First images of exoplanets
°
Two groups of astronomers were able to capture first pictures of planets outside our solar system.
Three of them form a multi-planet system, very similar to ours, orbiting a star, scientists said that two studies published in the journal Science.
Although in the past has been much talk about the existence of "exoplanets" (beyond our solar system), this is the first photographic evidence that proves it.
° ° °

Plot of three planets orbiting the star HR8799 discovered by ground-based telescopes.
° ° °
So far, two groups of scientists have released images of four planets and say it could be many more, but still have not managed to see them.
The first team of the University of California, Berkeley (who used the Hubble Space Telescope) managed to capture the image of a planet orbiting a star 25 light years from Earth.
it is believed that the star is cooler and less massive than has been seen outside our solar system.
The second team, Herzberg Institute of Astrophysics in Canada, the Lowell Observatory and Lawrence Livermore National Laboratory in the U.S. (which used the Keck and Gemini telescopes on the ground in Hawaii), managed to obtain infrared images of three planets orbiting a star in the constellation Pegasus. First evidence
"For a decade we knew the sun was not the only star that was orbiting planets, but we finally have a true picture of a complete system," said Christian Marois, one of the authors of the research. ° ° °

The letters b and c show two of the three planets orbiting the star HR8799 observer by the Gemini telescope. ° ° °
"This is a milestone in the search and the characterization of planetary systems around stars, "he added.
The new solar system orbits a young star called HR 8799, located about 130 light years from Earth, which has 1.5 times the mass of our sun and is 5 times more luminous than this.
Three of the planets orbiting around it have about 10, 10 and 7 times the mass of Jupiter and are so young they still glowing from the heat released when they formed.
Scientists believe that this occurred sixty million years ago.
"In some ways, this planetary system appears to be a large-scale version of our solar system orbiting a star larger and brighter, "said Bruce Macintosh, another of the authors.
As in our solar system, these giant planets orbiting in the outer regions 24, 37 and 67 times the distance that separates Earth and the Sun
And the outermost planet orbits in a dusty debris disk that is similar to Kuiper Belt comets (in our solar system), 30 times the distance between Earth and the Sun
Many more
"We have not obtained a complete picture," said Dr.

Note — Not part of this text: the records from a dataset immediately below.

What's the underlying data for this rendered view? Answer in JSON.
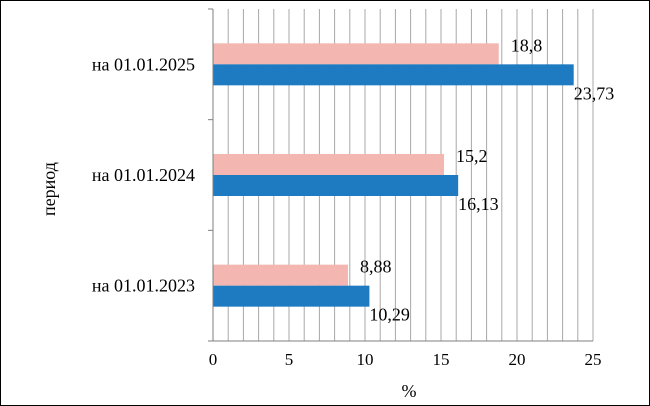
{
  "chart_data": {
    "type": "bar",
    "orientation": "horizontal",
    "categories": [
      "на 01.01.2023",
      "на 01.01.2024",
      "на 01.01.2025"
    ],
    "series": [
      {
        "color": "#f4b6b1",
        "values": [
          8.88,
          15.2,
          18.8
        ],
        "labels": [
          "8,88",
          "15,2",
          "18,8"
        ]
      },
      {
        "color": "#1f7bc1",
        "values": [
          10.29,
          16.13,
          23.73
        ],
        "labels": [
          "10,29",
          "16,13",
          "23,73"
        ]
      }
    ],
    "xlabel": "%",
    "ylabel": "период",
    "xlim": [
      0,
      25
    ],
    "xticks": [
      0,
      5,
      10,
      15,
      20,
      25
    ],
    "xtick_labels": [
      "0",
      "5",
      "10",
      "15",
      "20",
      "25"
    ],
    "minor_grid_step": 1,
    "grid": true,
    "legend": "none"
  }
}
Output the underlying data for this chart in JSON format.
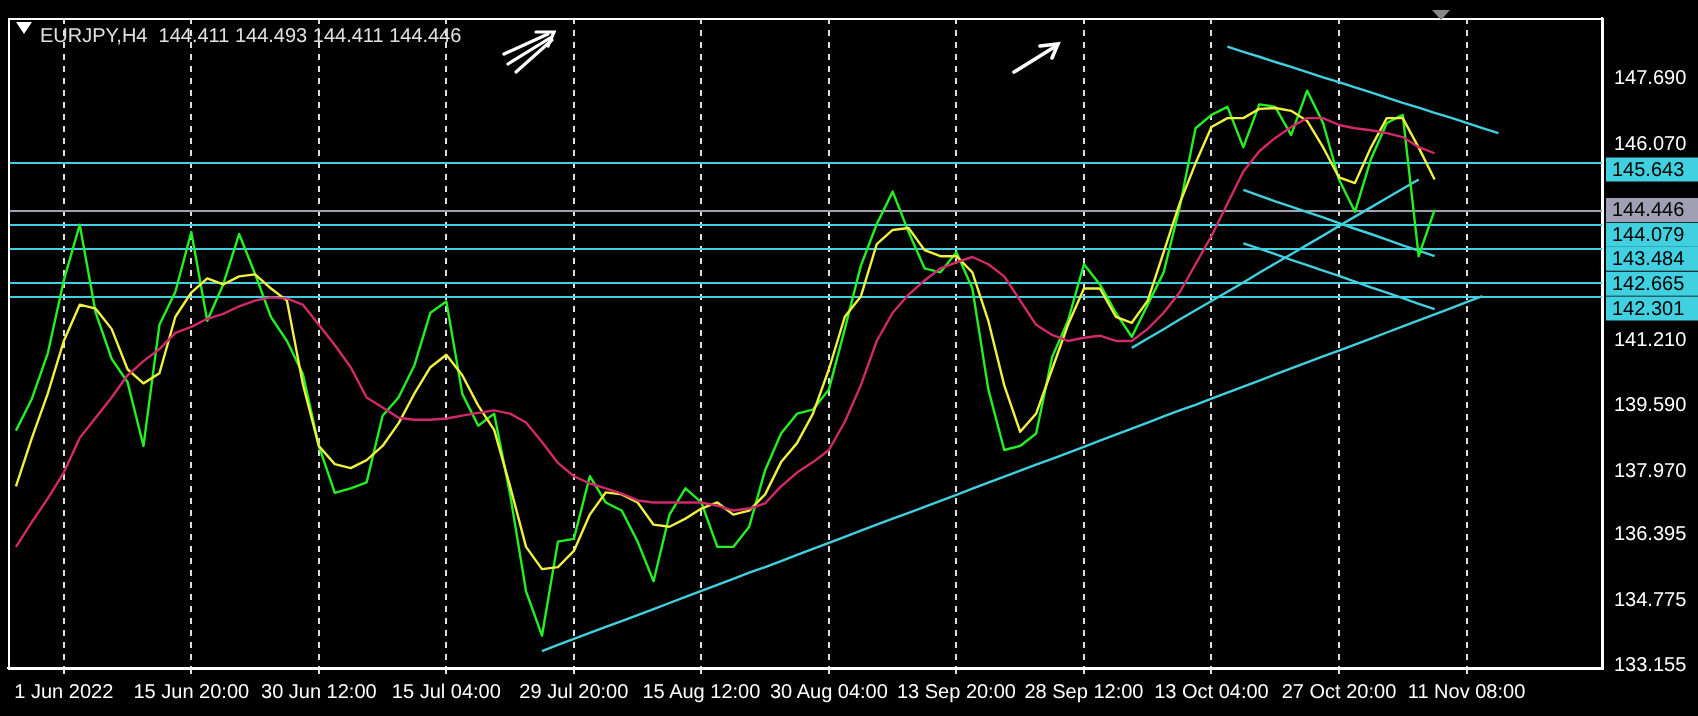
{
  "chart_data": {
    "type": "line",
    "title": "EURJPY,H4  144.411 144.493 144.411 144.446",
    "categories": [
      null,
      null,
      null,
      "1 Jun 2022",
      null,
      null,
      null,
      null,
      null,
      null,
      null,
      "15 Jun 20:00",
      null,
      null,
      null,
      null,
      null,
      null,
      null,
      "30 Jun 12:00",
      null,
      null,
      null,
      null,
      null,
      null,
      null,
      "15 Jul 04:00",
      null,
      null,
      null,
      null,
      null,
      null,
      null,
      "29 Jul 20:00",
      null,
      null,
      null,
      null,
      null,
      null,
      null,
      "15 Aug 12:00",
      null,
      null,
      null,
      null,
      null,
      null,
      null,
      "30 Aug 04:00",
      null,
      null,
      null,
      null,
      null,
      null,
      null,
      "13 Sep 20:00",
      null,
      null,
      null,
      null,
      null,
      null,
      null,
      "28 Sep 12:00",
      null,
      null,
      null,
      null,
      null,
      null,
      null,
      "13 Oct 04:00",
      null,
      null,
      null,
      null,
      null,
      null,
      null,
      "27 Oct 20:00",
      null,
      null,
      null,
      null,
      null,
      null,
      null,
      "11 Nov 08:00",
      null,
      null,
      null,
      null,
      null,
      null,
      null,
      null
    ],
    "ylim": [
      133.1,
      149.2
    ],
    "yticks": [
      133.155,
      134.775,
      136.395,
      {
        "value": 137.97,
        "label": "137.970"
      },
      {
        "value": 139.59,
        "label": "139.590"
      },
      {
        "value": 141.21,
        "label": "141.210"
      },
      {
        "value": 146.07,
        "label": "146.070"
      },
      {
        "value": 147.69,
        "label": "147.690"
      }
    ],
    "grid": "x",
    "marker": "none",
    "line_style": "solid",
    "ref_lines": [
      {
        "axis": "y",
        "value": 145.643,
        "label": "145.643",
        "color": "#40d0e0"
      },
      {
        "axis": "y",
        "value": 144.446,
        "label": "144.446",
        "color": "#a0a0b4"
      },
      {
        "axis": "y",
        "value": 144.079,
        "label": "144.079",
        "color": "#40d0e0"
      },
      {
        "axis": "y",
        "value": 143.484,
        "label": "143.484",
        "color": "#40d0e0"
      },
      {
        "axis": "y",
        "value": 142.665,
        "label": "142.665",
        "color": "#40d0e0"
      },
      {
        "axis": "y",
        "value": 142.301,
        "label": "142.301",
        "color": "#40d0e0"
      }
    ],
    "series": [
      {
        "color": "#d02a6a",
        "values": [
          136.1,
          136.72,
          137.3,
          137.94,
          138.8,
          139.3,
          139.8,
          140.35,
          140.7,
          141.0,
          141.4,
          141.55,
          141.75,
          141.87,
          142.06,
          142.2,
          142.28,
          142.25,
          142.1,
          141.6,
          141.1,
          140.55,
          139.8,
          139.55,
          139.3,
          139.25,
          139.25,
          139.28,
          139.35,
          139.42,
          139.48,
          139.4,
          139.18,
          138.7,
          138.18,
          137.85,
          137.67,
          137.55,
          137.42,
          137.25,
          137.2,
          137.2,
          137.2,
          137.2,
          137.12,
          137.0,
          137.05,
          137.18,
          137.6,
          137.94,
          138.2,
          138.5,
          139.2,
          140.1,
          141.2,
          141.9,
          142.35,
          142.7,
          143.0,
          143.15,
          143.28,
          143.1,
          142.8,
          142.2,
          141.6,
          141.35,
          141.2,
          141.28,
          141.33,
          141.2,
          141.2,
          141.5,
          141.9,
          142.4,
          143.1,
          143.8,
          144.6,
          145.4,
          145.9,
          146.23,
          146.5,
          146.72,
          146.72,
          146.55,
          146.47,
          146.42,
          146.35,
          146.25,
          146.0,
          145.85,
          null,
          null,
          null,
          null,
          null,
          null,
          null,
          null,
          null,
          null
        ]
      },
      {
        "color": "#f0f040",
        "values": [
          137.6,
          138.8,
          139.9,
          141.2,
          142.1,
          142.0,
          141.5,
          140.5,
          140.15,
          140.4,
          141.8,
          142.4,
          142.75,
          142.6,
          142.8,
          142.85,
          142.5,
          142.2,
          140.13,
          138.6,
          138.15,
          138.05,
          138.25,
          138.6,
          139.16,
          139.9,
          140.55,
          140.86,
          140.35,
          139.6,
          139.0,
          137.6,
          136.1,
          135.55,
          135.6,
          136.0,
          136.9,
          137.45,
          137.4,
          137.2,
          136.65,
          136.6,
          136.8,
          137.05,
          137.2,
          136.9,
          137.0,
          137.4,
          138.2,
          138.67,
          139.4,
          140.5,
          141.8,
          142.3,
          143.6,
          143.95,
          144.0,
          143.45,
          143.3,
          143.3,
          142.9,
          141.7,
          140.1,
          138.95,
          139.4,
          140.5,
          141.6,
          142.5,
          142.5,
          141.8,
          141.65,
          142.2,
          143.4,
          144.6,
          145.6,
          146.5,
          146.72,
          146.72,
          146.95,
          146.97,
          146.9,
          146.65,
          146.0,
          145.25,
          145.11,
          145.99,
          146.72,
          146.72,
          145.99,
          145.2,
          null,
          null,
          null,
          null,
          null,
          null,
          null,
          null,
          null,
          null
        ]
      },
      {
        "color": "#22f022",
        "values": [
          138.98,
          139.77,
          140.9,
          142.7,
          144.08,
          141.9,
          140.76,
          140.18,
          138.6,
          141.6,
          142.42,
          143.9,
          141.7,
          142.6,
          143.85,
          142.86,
          141.79,
          141.2,
          140.38,
          138.6,
          137.44,
          137.55,
          137.7,
          139.35,
          139.8,
          140.6,
          141.9,
          142.18,
          139.89,
          139.1,
          139.4,
          137.4,
          135.0,
          133.9,
          136.23,
          136.3,
          137.85,
          137.2,
          137.0,
          136.23,
          135.25,
          136.9,
          137.55,
          137.2,
          136.1,
          136.1,
          136.6,
          138.0,
          138.91,
          139.4,
          139.5,
          140.0,
          141.5,
          143.06,
          144.09,
          144.9,
          143.9,
          143.0,
          142.9,
          143.4,
          142.5,
          140.0,
          138.5,
          138.6,
          138.91,
          140.8,
          141.7,
          143.1,
          142.6,
          141.9,
          141.3,
          142.1,
          142.9,
          144.5,
          146.47,
          146.8,
          147.0,
          146.0,
          147.06,
          147.0,
          146.3,
          147.4,
          146.6,
          145.2,
          144.4,
          145.7,
          146.6,
          146.8,
          143.3,
          144.45,
          null,
          null,
          null,
          null,
          null,
          null,
          null,
          null,
          null,
          null
        ]
      },
      {
        "color": "#40d0e0",
        "values": [
          null,
          null,
          null,
          null,
          null,
          null,
          null,
          null,
          null,
          null,
          null,
          null,
          null,
          null,
          null,
          null,
          null,
          null,
          null,
          null,
          null,
          null,
          null,
          null,
          null,
          null,
          null,
          null,
          null,
          null,
          null,
          null,
          null,
          133.52,
          133.67,
          133.82,
          133.97,
          134.12,
          134.26,
          134.41,
          134.56,
          134.71,
          134.86,
          135.01,
          135.16,
          135.31,
          135.46,
          135.6,
          135.75,
          135.9,
          136.05,
          136.2,
          136.35,
          136.5,
          136.65,
          136.8,
          136.94,
          137.09,
          137.24,
          137.39,
          137.54,
          137.69,
          137.84,
          137.99,
          138.14,
          138.28,
          138.43,
          138.58,
          138.73,
          138.88,
          139.03,
          139.18,
          139.33,
          139.48,
          139.62,
          139.77,
          139.92,
          140.07,
          140.22,
          140.37,
          140.52,
          140.67,
          140.82,
          140.96,
          141.11,
          141.26,
          141.41,
          141.56,
          141.71,
          141.86,
          142.01,
          142.16,
          142.31,
          null,
          null,
          null,
          null,
          null,
          null,
          null
        ]
      },
      {
        "color": "#40d0e0",
        "values": [
          null,
          null,
          null,
          null,
          null,
          null,
          null,
          null,
          null,
          null,
          null,
          null,
          null,
          null,
          null,
          null,
          null,
          null,
          null,
          null,
          null,
          null,
          null,
          null,
          null,
          null,
          null,
          null,
          null,
          null,
          null,
          null,
          null,
          null,
          null,
          null,
          null,
          null,
          null,
          null,
          null,
          null,
          null,
          null,
          null,
          null,
          null,
          null,
          null,
          null,
          null,
          null,
          null,
          null,
          null,
          null,
          null,
          null,
          null,
          null,
          null,
          null,
          null,
          null,
          null,
          null,
          null,
          null,
          null,
          null,
          141.03,
          141.26,
          141.49,
          141.73,
          141.96,
          142.19,
          142.42,
          142.65,
          142.89,
          143.12,
          143.35,
          143.58,
          143.81,
          144.05,
          144.28,
          144.51,
          144.74,
          144.97,
          145.2,
          null,
          null,
          null,
          null,
          null,
          null,
          null,
          null,
          null,
          null,
          null
        ]
      },
      {
        "color": "#40d0e0",
        "values": [
          null,
          null,
          null,
          null,
          null,
          null,
          null,
          null,
          null,
          null,
          null,
          null,
          null,
          null,
          null,
          null,
          null,
          null,
          null,
          null,
          null,
          null,
          null,
          null,
          null,
          null,
          null,
          null,
          null,
          null,
          null,
          null,
          null,
          null,
          null,
          null,
          null,
          null,
          null,
          null,
          null,
          null,
          null,
          null,
          null,
          null,
          null,
          null,
          null,
          null,
          null,
          null,
          null,
          null,
          null,
          null,
          null,
          null,
          null,
          null,
          null,
          null,
          null,
          null,
          null,
          null,
          null,
          null,
          null,
          null,
          null,
          null,
          null,
          null,
          null,
          null,
          148.49,
          148.36,
          148.24,
          148.11,
          147.99,
          147.86,
          147.73,
          147.61,
          147.48,
          147.36,
          147.23,
          147.1,
          146.98,
          146.85,
          146.73,
          146.6,
          146.47,
          146.35,
          null,
          null,
          null,
          null,
          null,
          null
        ]
      },
      {
        "color": "#40d0e0",
        "values": [
          null,
          null,
          null,
          null,
          null,
          null,
          null,
          null,
          null,
          null,
          null,
          null,
          null,
          null,
          null,
          null,
          null,
          null,
          null,
          null,
          null,
          null,
          null,
          null,
          null,
          null,
          null,
          null,
          null,
          null,
          null,
          null,
          null,
          null,
          null,
          null,
          null,
          null,
          null,
          null,
          null,
          null,
          null,
          null,
          null,
          null,
          null,
          null,
          null,
          null,
          null,
          null,
          null,
          null,
          null,
          null,
          null,
          null,
          null,
          null,
          null,
          null,
          null,
          null,
          null,
          null,
          null,
          null,
          null,
          null,
          null,
          null,
          null,
          null,
          null,
          null,
          null,
          144.94,
          144.8,
          144.66,
          144.53,
          144.39,
          144.26,
          144.12,
          143.98,
          143.85,
          143.71,
          143.57,
          143.44,
          143.3,
          null,
          null,
          null,
          null,
          null,
          null,
          null,
          null,
          null,
          null
        ]
      },
      {
        "color": "#40d0e0",
        "values": [
          null,
          null,
          null,
          null,
          null,
          null,
          null,
          null,
          null,
          null,
          null,
          null,
          null,
          null,
          null,
          null,
          null,
          null,
          null,
          null,
          null,
          null,
          null,
          null,
          null,
          null,
          null,
          null,
          null,
          null,
          null,
          null,
          null,
          null,
          null,
          null,
          null,
          null,
          null,
          null,
          null,
          null,
          null,
          null,
          null,
          null,
          null,
          null,
          null,
          null,
          null,
          null,
          null,
          null,
          null,
          null,
          null,
          null,
          null,
          null,
          null,
          null,
          null,
          null,
          null,
          null,
          null,
          null,
          null,
          null,
          null,
          null,
          null,
          null,
          null,
          null,
          null,
          143.62,
          143.49,
          143.35,
          143.21,
          143.08,
          142.94,
          142.81,
          142.67,
          142.53,
          142.4,
          142.26,
          142.12,
          141.99,
          null,
          null,
          null,
          null,
          null,
          null,
          null,
          null,
          null,
          null
        ]
      }
    ]
  }
}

Marois.
° ° °
 The image shows light from the star Fomalhaut to detect blocked their planet.
° ° °
"The fact that we have found three planets around HR 8799 does not mean that no other planets orbiting at smaller separations. Perhaps there could be other gas giants or rocky planets," he said.

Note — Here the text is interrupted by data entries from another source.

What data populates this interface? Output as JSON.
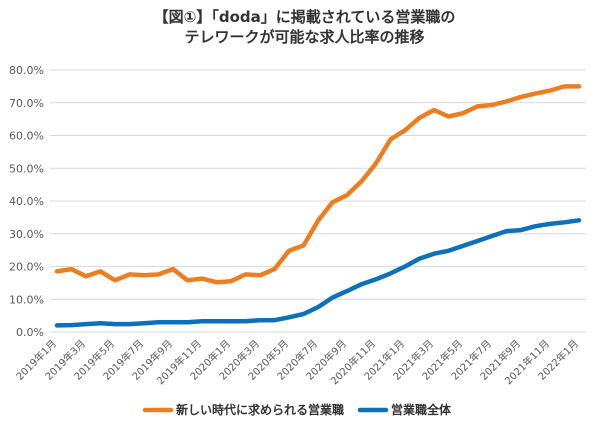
{
  "chart_data": {
    "type": "line",
    "title_line1": "【図①】「doda」に掲載されている営業職の",
    "title_line2": "テレワークが可能な求人比率の推移",
    "x": [
      "2019年1月",
      "2019年2月",
      "2019年3月",
      "2019年4月",
      "2019年5月",
      "2019年6月",
      "2019年7月",
      "2019年8月",
      "2019年9月",
      "2019年10月",
      "2019年11月",
      "2019年12月",
      "2020年1月",
      "2020年2月",
      "2020年3月",
      "2020年4月",
      "2020年5月",
      "2020年6月",
      "2020年7月",
      "2020年8月",
      "2020年9月",
      "2020年10月",
      "2020年11月",
      "2020年12月",
      "2021年1月",
      "2021年2月",
      "2021年3月",
      "2021年4月",
      "2021年5月",
      "2021年6月",
      "2021年7月",
      "2021年8月",
      "2021年9月",
      "2021年10月",
      "2021年11月",
      "2021年12月",
      "2022年1月"
    ],
    "x_tick_labels": [
      "2019年1月",
      "2019年3月",
      "2019年5月",
      "2019年7月",
      "2019年9月",
      "2019年11月",
      "2020年1月",
      "2020年3月",
      "2020年5月",
      "2020年7月",
      "2020年9月",
      "2020年11月",
      "2021年1月",
      "2021年3月",
      "2021年5月",
      "2021年7月",
      "2021年9月",
      "2021年11月",
      "2022年1月"
    ],
    "y_tick_labels": [
      "0.0%",
      "10.0%",
      "20.0%",
      "30.0%",
      "40.0%",
      "50.0%",
      "60.0%",
      "70.0%",
      "80.0%"
    ],
    "ylim": [
      0,
      80
    ],
    "grid": true,
    "legend_position": "bottom",
    "series": [
      {
        "name": "新しい時代に求められる営業職",
        "color": "#ED7D1F",
        "values": [
          18.5,
          19.2,
          17.0,
          18.5,
          15.8,
          17.6,
          17.3,
          17.6,
          19.2,
          15.8,
          16.3,
          15.2,
          15.5,
          17.6,
          17.3,
          19.2,
          24.8,
          26.4,
          34.0,
          39.6,
          41.8,
          46.0,
          51.5,
          58.8,
          61.6,
          65.4,
          67.8,
          65.8,
          66.8,
          68.9,
          69.3,
          70.4,
          71.8,
          72.8,
          73.7,
          75.0,
          75.0
        ]
      },
      {
        "name": "営業職全体",
        "color": "#0D70BA",
        "values": [
          2.0,
          2.1,
          2.4,
          2.7,
          2.4,
          2.4,
          2.7,
          3.0,
          3.0,
          3.0,
          3.3,
          3.3,
          3.3,
          3.3,
          3.6,
          3.6,
          4.5,
          5.5,
          7.6,
          10.5,
          12.5,
          14.6,
          16.1,
          17.9,
          20.0,
          22.4,
          23.9,
          24.8,
          26.3,
          27.8,
          29.3,
          30.8,
          31.1,
          32.3,
          33.0,
          33.5,
          34.1
        ]
      }
    ]
  }
}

Moreover, the images captured by the Hubble telescope show a star called Fomalhaut in the constellation of Pisces Austrinus.
The star, as explained by Paul Kalas, who led the study, has a massive disk of dust orbiting around it.
The team believes that the planet has b baptized Fomalhaut is located about 18,000 million miles from its star as big as Jupiter and completes one orbit in about 870 years.
"I almost had a heart attack in late May when we confirm that Fomalhaut b orbits a star," Kalas said the doctor.
"Being able to see an end to this planet that has never before been seen, was a profound and extraordinary experience," he said. Direct detection
Until now, the search for extrasolar planets had been dependent on the detection of earthquakes that occur in its parent star. If their orbits are close to the history of telescopes, you can also see how it obscures the light from its star as they pass in front of her.
New research, however, managed to directly detect the light of these planets and this will allow astronomers to study in detail its composition and atmosphere.
experts also express the results of these studies will support the theories of how planets form from disks of dust and other bulk material surrounding the star. ° ° °

The graph shows the star and its planet Fomalhaut, the Fomalhaut b that Hubble observed.
° ° °
And that could help estimate how many planets like Earth could exist.
"Many times we saw an object near a star and we thought it was a planet," he told the BBC Mark McCaughrean, an astrophysicist at the University of Exeter, England.
"And although I was very skeptical in the past with these statements, the results of these two new studies seem to be very real."
"It is typical, you wait for years to see a planet and suddenly, they come four at a time," said the scientist.